So it's very strange to me to have a close friend who doesn't even know me. Whom I've never met. Someone I might not even recognize if she walked past me (though that probably wouldn't happen because I live in Ohio and she lives in Florida). Someone who feels like talking to a close friend even though we've never met or talked or emailed or anything.
I think if we did meet, we'd either be instant BFFs or kill each other :)
So I've stumbled across this blog (as in, someone recommended it to me when I asked my FB "Friends" what blogs they read) and the author resonates with me. Really. Her content, her style, the voice of her writing. I know there are things we don't have in common, but on more than one occasion I feel like she peeks into my life and then writes about it....or at least into my head.
In some ways, she's who I *want* to be.....and I think that too is a great quality in a friend. Recently, she talked about her friend living La Vie Boehem (she didn't call it that, but that's what it called to mind) and how she was a bit jealous....but didn't want to give up who she was and what she had either. I sooo feel that way...but I think it translates well. A good friend is someone one who, even if you wouldn't give up what you have to have their life, they make you want to be better at a part of your life.

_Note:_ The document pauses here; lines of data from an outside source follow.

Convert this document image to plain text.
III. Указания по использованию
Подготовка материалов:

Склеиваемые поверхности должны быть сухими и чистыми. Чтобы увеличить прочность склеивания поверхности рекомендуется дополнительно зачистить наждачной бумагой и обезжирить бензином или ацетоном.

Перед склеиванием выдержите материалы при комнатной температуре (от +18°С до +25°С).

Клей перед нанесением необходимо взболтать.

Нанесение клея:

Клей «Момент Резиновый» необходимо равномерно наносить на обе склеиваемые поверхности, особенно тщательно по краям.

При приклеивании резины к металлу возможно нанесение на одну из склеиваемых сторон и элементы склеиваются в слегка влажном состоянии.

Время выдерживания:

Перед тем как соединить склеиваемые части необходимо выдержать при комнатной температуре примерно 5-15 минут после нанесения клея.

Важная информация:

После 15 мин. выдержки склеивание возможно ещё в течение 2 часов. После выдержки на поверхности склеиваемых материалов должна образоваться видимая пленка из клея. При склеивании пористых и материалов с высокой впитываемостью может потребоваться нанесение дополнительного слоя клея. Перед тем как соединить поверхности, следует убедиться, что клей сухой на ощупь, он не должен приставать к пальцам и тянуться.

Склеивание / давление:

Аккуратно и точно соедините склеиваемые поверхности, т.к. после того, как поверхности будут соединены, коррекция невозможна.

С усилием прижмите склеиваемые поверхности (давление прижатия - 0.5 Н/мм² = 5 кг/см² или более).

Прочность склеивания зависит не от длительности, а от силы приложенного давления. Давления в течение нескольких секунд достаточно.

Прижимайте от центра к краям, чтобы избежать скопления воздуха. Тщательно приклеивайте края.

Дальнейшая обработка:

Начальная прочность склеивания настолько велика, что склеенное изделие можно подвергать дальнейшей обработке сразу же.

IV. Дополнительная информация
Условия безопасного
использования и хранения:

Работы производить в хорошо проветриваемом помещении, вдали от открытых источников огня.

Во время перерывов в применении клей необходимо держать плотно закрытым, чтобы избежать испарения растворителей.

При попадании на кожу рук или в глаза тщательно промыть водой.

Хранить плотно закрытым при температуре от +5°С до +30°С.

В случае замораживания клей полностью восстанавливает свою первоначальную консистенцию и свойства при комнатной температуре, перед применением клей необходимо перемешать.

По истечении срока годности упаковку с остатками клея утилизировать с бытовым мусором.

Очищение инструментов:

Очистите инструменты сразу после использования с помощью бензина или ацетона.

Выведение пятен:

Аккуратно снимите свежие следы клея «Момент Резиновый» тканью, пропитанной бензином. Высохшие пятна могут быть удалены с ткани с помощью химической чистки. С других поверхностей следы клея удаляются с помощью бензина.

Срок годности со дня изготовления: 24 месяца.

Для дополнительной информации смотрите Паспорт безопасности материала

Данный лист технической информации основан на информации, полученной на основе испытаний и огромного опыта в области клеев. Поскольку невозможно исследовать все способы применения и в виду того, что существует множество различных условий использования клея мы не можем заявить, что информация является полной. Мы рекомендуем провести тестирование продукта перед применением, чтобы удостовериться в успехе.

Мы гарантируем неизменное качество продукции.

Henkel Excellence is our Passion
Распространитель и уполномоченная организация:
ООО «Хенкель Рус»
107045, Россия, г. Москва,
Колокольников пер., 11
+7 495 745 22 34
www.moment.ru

Yesterday, my new blog bestie posted what was in her purse. It was so organized it almost seemed like a put on....there wasn't a single crumb or piece of trash or old box of raisins to be found....I think the inside of her bag was even clean. Even her clutter (all contained in a small red bag within the big bag) was organized. Oooooohhhh, how wonderful! That would be one area where she would make me want to be better.
She's also so faithful to her blog. She's clearly a writer...and a good one. I can totally see her sitting in the interview tapping on the side of her head to coax the bug out (it's a laugh out loud post!). I've actually been pretty good about blogging this week and I hope I can keep it up. I miss journaling and I'm not sure that this is an acceptable replacement, but it's working for now.
It's a strange beast, blogging. I think it may satisfy our inner narcissist. We share our thougths and feelings in a psuedo private way....all the while hoping someone will read and comment....because if we didn't want anyone to comment and we *really* wanted to keep private, we wouldn't post it on the internet!
Anyway, if you have a chance, check out Confessions of a Young Married Couple (marriageconfessions.com) I haven't read much in her other blogs, but the Marriage Confessions are pretty great.
And Katie, if you ever read this....which I doubt, but I'm putting it in here anyway....I promise I'm not a crazy stalker who thinks she knows all there is to know about you.....I just like to read what you write....and like any good friend, you inspire me to be better. Thanks!